Do not think Hillman doesn't have fond memories of Gram Parsons; he does, a thousand of them. He just wishes he had more. One of the last times they saw each other was in 1972 at a birthday party for Hillman. Chris had to kick Gram out: He was too drunk, too unruly. They would later meet and make peace but never rekindle their friendship. Imagine the frustration of making two of the greatest albums of the rock era with a man, then never being able to say hello to him again, much less goodbye.

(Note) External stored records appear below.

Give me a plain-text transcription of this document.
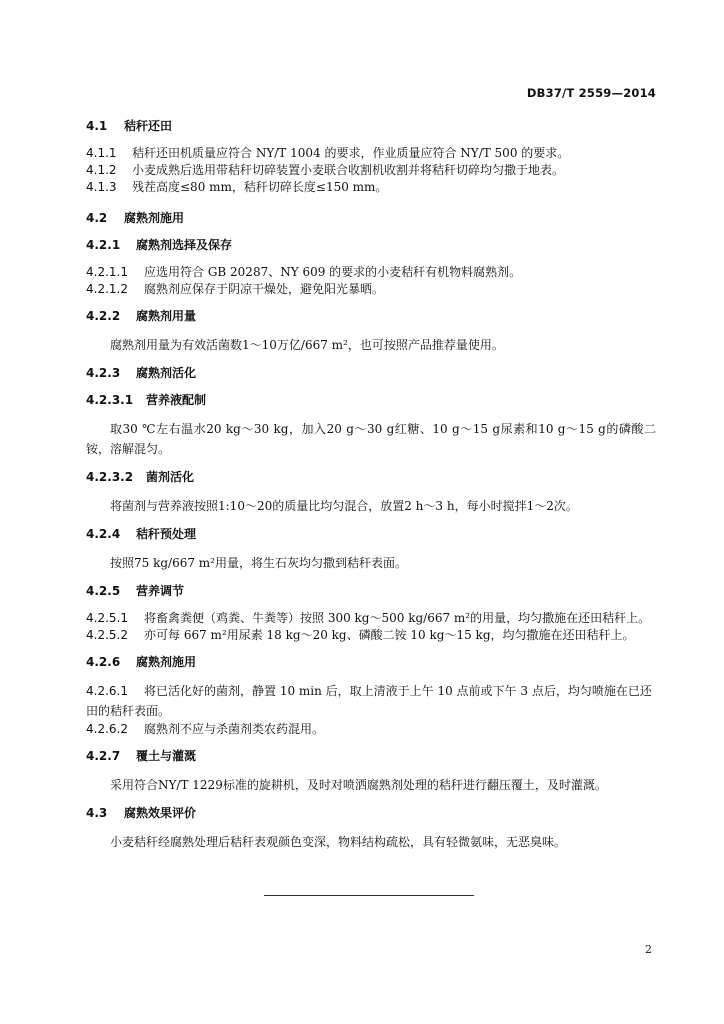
DB37/T 2559—2014
4.1	秸秆还田
4.1.1	秸秆还田机质量应符合 NY/T 1004 的要求，作业质量应符合 NY/T 500 的要求。
4.1.2	小麦成熟后选用带秸秆切碎装置小麦联合收割机收割并将秸秆切碎均匀撒于地表。
4.1.3	残茬高度≤80 mm，秸秆切碎长度≤150 mm。
4.2	腐熟剂施用
4.2.1	腐熟剂选择及保存
4.2.1.1	应选用符合 GB 20287、NY 609 的要求的小麦秸秆有机物料腐熟剂。
4.2.1.2	腐熟剂应保存于阴凉干燥处，避免阳光暴晒。
4.2.2	腐熟剂用量
腐熟剂用量为有效活菌数1～10万亿/667 m²，也可按照产品推荐量使用。
4.2.3	腐熟剂活化
4.2.3.1	营养液配制
取30 ℃左右温水20 kg～30 kg，加入20 g～30 g红糖、10 g～15 g尿素和10 g～15 g的磷酸二铵，溶解混匀。
4.2.3.2	菌剂活化
将菌剂与营养液按照1:10～20的质量比均匀混合，放置2 h～3 h，每小时搅拌1～2次。
4.2.4	秸秆预处理
按照75 kg/667 m²用量，将生石灰均匀撒到秸秆表面。
4.2.5	营养调节
4.2.5.1	将畜禽粪便（鸡粪、牛粪等）按照 300 kg～500 kg/667 m²的用量，均匀撒施在还田秸秆上。
4.2.5.2	亦可每 667 m²用尿素 18 kg～20 kg、磷酸二铵 10 kg～15 kg，均匀撒施在还田秸秆上。
4.2.6	腐熟剂施用
4.2.6.1 将已活化好的菌剂，静置 10 min 后，取上清液于上午 10 点前或下午 3 点后，均匀喷施在已还田的秸秆表面。
4.2.6.2	腐熟剂不应与杀菌剂类农药混用。
4.2.7	覆土与灌溉
采用符合NY/T 1229标准的旋耕机，及时对喷洒腐熟剂处理的秸秆进行翻压覆土，及时灌溉。
4.3	腐熟效果评价
小麦秸秆经腐熟处理后秸秆表观颜色变深，物料结构疏松，具有轻微氨味，无恶臭味。
2
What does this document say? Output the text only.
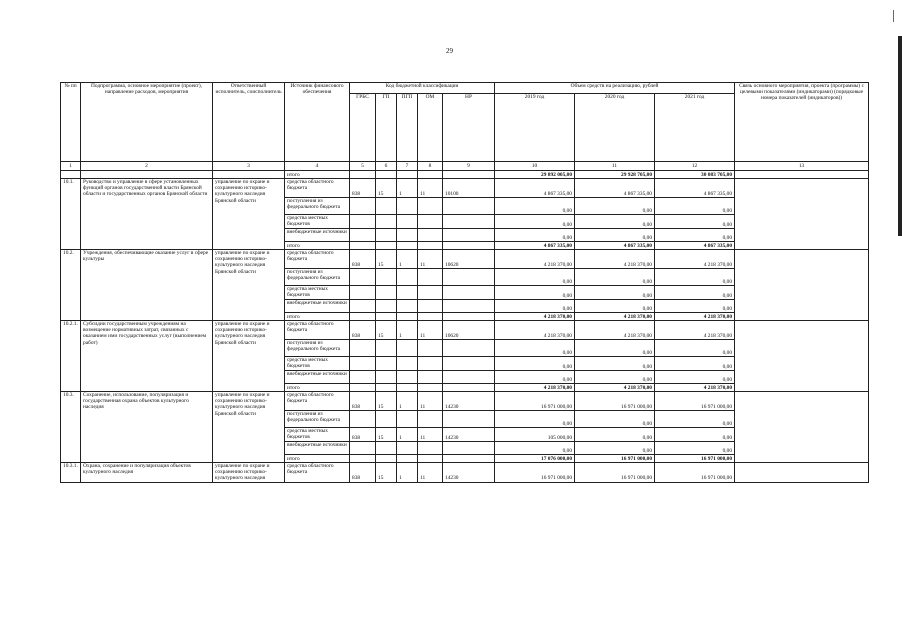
29
№ пп	Подпрограмма, основное мероприятие (проект), направление расходов, мероприятия	Ответственный исполнитель, соисполнитель	Источник финансового обеспечения	Код бюджетной классификации					Объем средств на реализацию, рублей			Связь основного мероприятия, проекта (программы) с целевыми показателями (индикаторами) (порядковые номера показателей (индикаторов))
				ГРБС	ГП	ПГП	ОМ	НР	2019 год	2020 год	2021 год	
1	2	3	4	5	6	7	8	9	10	11	12	13
			итого						29 892 005,00	29 928 705,00	30 083 705,00	
10.1.	Руководство и управление в сфере установленных функций органов государственной власти Брянской области и государственных органов Брянской области	управление по охране и сохранению историко-культурного наследия Брянской области	средства областного бюджета	838	15	1	11	10100	4 867 335,00	4 867 335,00	4 867 335,00	
			поступления из федерального бюджета						0,00	0,00	0,00	
			средства местных бюджетов						0,00	0,00	0,00	
			внебюджетные источники						0,00	0,00	0,00	
			итого						4 867 335,00	4 867 335,00	4 867 335,00	
10.2.	Учреждения, обеспечивающие оказание услуг в сфере культуры	управление по охране и сохранению историко-культурного наследия Брянской области	средства областного бюджета	838	15	1	11	10620	4 218 370,00	4 218 370,00	4 218 370,00	
			поступления из федерального бюджета						0,00	0,00	0,00	
			средства местных бюджетов						0,00	0,00	0,00	
			внебюджетные источники						0,00	0,00	0,00	
			итого						4 218 370,00	4 218 370,00	4 218 370,00	
10.2.1.	Субсидии государственным учреждениям на возмещение нормативных затрат, связанных с оказанием ими государственных услуг (выполнением работ)	управление по охране и сохранению историко-культурного наследия Брянской области	средства областного бюджета	838	15	1	11	10620	4 218 370,00	4 218 370,00	4 218 370,00	
			поступления из федерального бюджета						0,00	0,00	0,00	
			средства местных бюджетов						0,00	0,00	0,00	
			внебюджетные источники						0,00	0,00	0,00	
			итого						4 218 370,00	4 218 370,00	4 218 370,00	
10.3.	Сохранение, использование, популяризация и государственная охрана объектов культурного наследия	управление по охране и сохранению историко-культурного наследия Брянской области	средства областного бюджета	838	15	1	11	14230	16 971 000,00	16 971 000,00	16 971 000,00	
			поступления из федерального бюджета						0,00	0,00	0,00	
			средства местных бюджетов	838	15	1	11	14230	105 000,00	0,00	0,00	
			внебюджетные источники						0,00	0,00	0,00	
			итого						17 076 000,00	16 971 000,00	16 971 000,00	
10.3.1.	Охрана, сохранение и популяризация объектов культурного наследия	управление по охране и сохранению историко-культурного наследия	средства областного бюджета	838	15	1	11	14230	16 971 000,00	16 971 000,00	16 971 000,00	
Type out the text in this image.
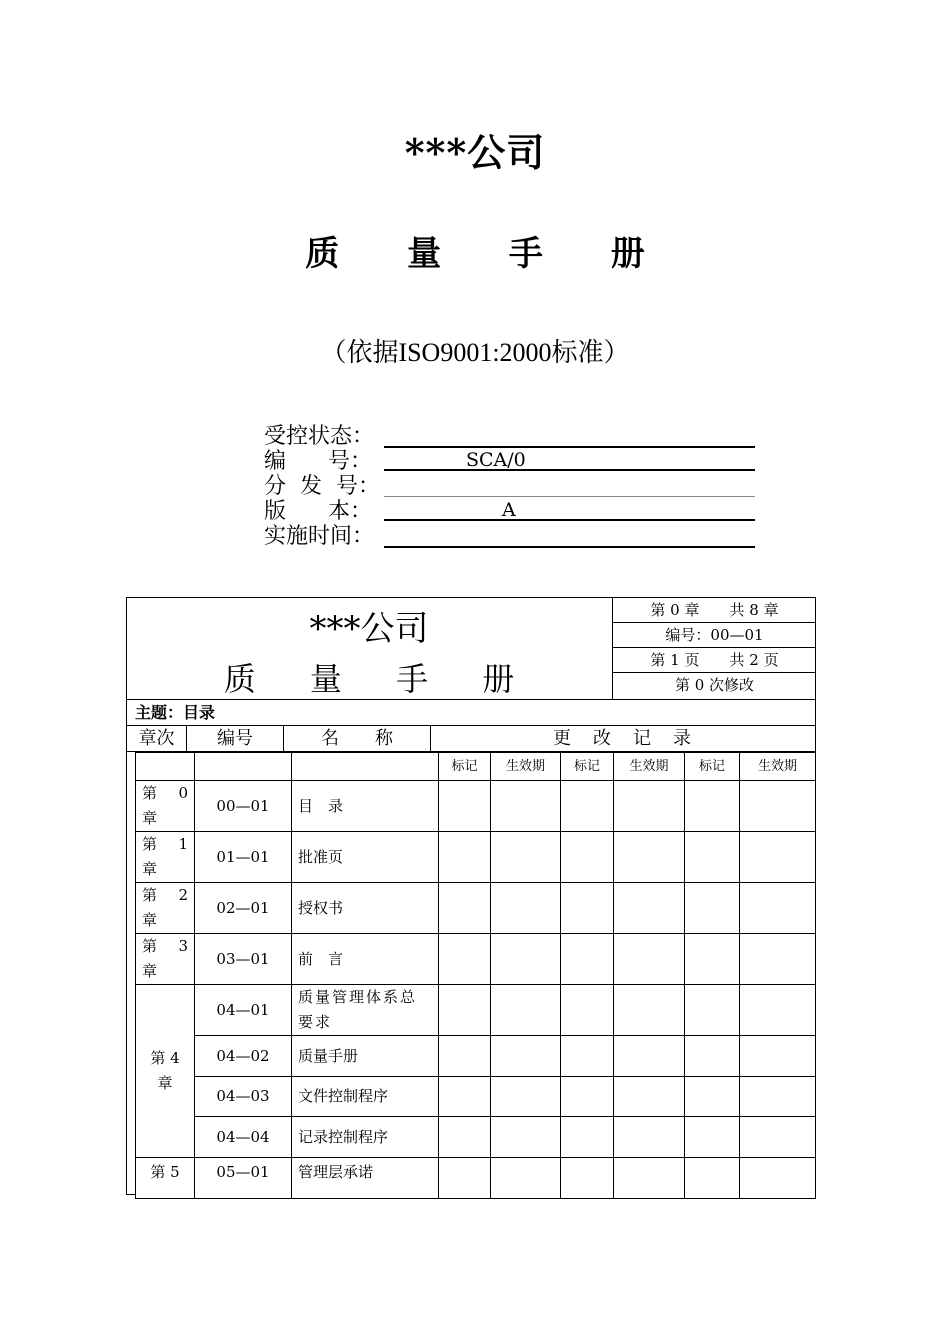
***公司
质 量 手 册
（依据ISO9001:2000标准）
受控状态：
编      号：	SCA/0
分  发  号：
版      本：	A
实施时间：
***公司
质 量 手 册
第 0 章　　共 8 章
编号：00—01
第 1 页　　共 2 页
第 0 次修改
主题：目录
章次	编号	名　　称	更　改　记　录
			标记	生效期	标记	生效期	标记	生效期
第　0 章	00—01	目　录						
第　1 章	01—01	批准页						
第　2 章	02—01	授权书						
第　3 章	03—01	前　言						
第 4 章	04—01	质量管理体系总要求						
	04—02	质量手册						
	04—03	文件控制程序						
	04—04	记录控制程序						
第 5	05—01	管理层承诺						
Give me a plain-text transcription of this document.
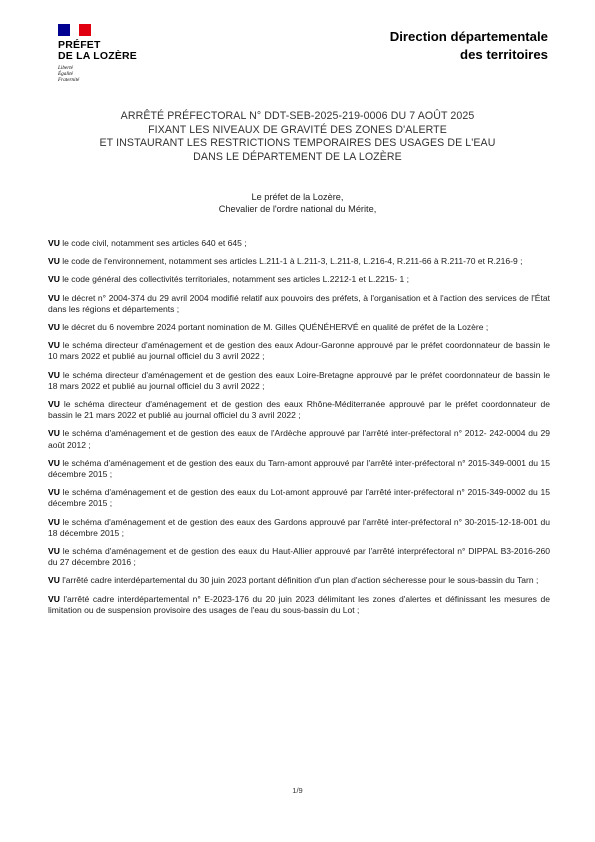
PRÉFET
DE LA LOZÈRE
Liberté
Égalité
Fraternité
Direction départementale
des territoires
ARRÊTÉ PRÉFECTORAL N° DDT-SEB-2025-219-0006 DU 7 AOÛT 2025
FIXANT LES NIVEAUX DE GRAVITÉ DES ZONES D'ALERTE
ET INSTAURANT LES RESTRICTIONS TEMPORAIRES DES USAGES DE L'EAU
DANS LE DÉPARTEMENT DE LA LOZÈRE
Le préfet de la Lozère,
Chevalier de l'ordre national du Mérite,

VU le code civil, notamment ses articles 640 et 645 ;

VU le code de l'environnement, notamment ses articles L.211-1 à L.211-3, L.211-8, L.216-4, R.211-66 à R.211-70 et R.216-9 ;

VU le code général des collectivités territoriales, notamment ses articles L.2212-1 et L.2215- 1 ;

VU le décret n° 2004-374 du 29 avril 2004 modifié relatif aux pouvoirs des préfets, à l'organisation et à l'action des services de l'État dans les régions et départements ;

VU le décret du 6 novembre 2024 portant nomination de M. Gilles QUÉNÉHERVÉ en qualité de préfet de la Lozère ;

VU le schéma directeur d'aménagement et de gestion des eaux Adour-Garonne approuvé par le préfet coordonnateur de bassin le 10 mars 2022 et publié au journal officiel du 3 avril 2022 ;

VU le schéma directeur d'aménagement et de gestion des eaux Loire-Bretagne approuvé par le préfet coordonnateur de bassin le 18 mars 2022 et publié au journal officiel du 3 avril 2022 ;

VU le schéma directeur d'aménagement et de gestion des eaux Rhône-Méditerranée approuvé par le préfet coordonnateur de bassin le 21 mars 2022 et publié au journal officiel du 3 avril 2022 ;

VU le schéma d'aménagement et de gestion des eaux de l'Ardèche approuvé par l'arrêté inter-préfectoral n° 2012- 242-0004 du 29 août 2012 ;

VU le schéma d'aménagement et de gestion des eaux du Tarn-amont approuvé par l'arrêté inter-préfectoral n° 2015-349-0001 du 15 décembre 2015 ;

VU le schéma d'aménagement et de gestion des eaux du Lot-amont approuvé par l'arrêté inter-préfectoral n° 2015-349-0002 du 15 décembre 2015 ;

VU le schéma d'aménagement et de gestion des eaux des Gardons approuvé par l'arrêté inter-préfectoral n° 30-2015-12-18-001 du 18 décembre 2015 ;

VU le schéma d'aménagement et de gestion des eaux du Haut-Allier approuvé par l'arrêté interpréfectoral n° DIPPAL B3-2016-260 du 27 décembre 2016 ;

VU l'arrêté cadre interdépartemental du 30 juin 2023 portant définition d'un plan d'action sécheresse pour le sous-bassin du Tarn ;

VU l'arrêté cadre interdépartemental n° E-2023-176 du 20 juin 2023 délimitant les zones d'alertes et définissant les mesures de limitation ou de suspension provisoire des usages de l'eau du sous-bassin du Lot ;

1/9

"Initially the music was first and foremost with Gram, and that's when it was fun to work with the guy," Hillman recalls. "He was pretty regimented, as much as he could ever be. We were writing in the daytime. He was asleep when I started 'Sin City,' and I woke him up, so it wasn't the all-night songwriting episodes you hear about. It was like a nine-to-five job. But then he started to get overshadowed by the other stuff. He had been seduced by the glamour he hadn't really earned yet. He had jumped in the limo before he earned it. And he got confused by what he was going to be -- a country singer or an R&B singer.

"But Emmy once said that Parsons existed on another plane. He had this amazing sense of humor and dry wit. That was magical about him. The Nudie suit alone he had made says it all. It was tongue-in-cheek, trailer-court country. And it was weird."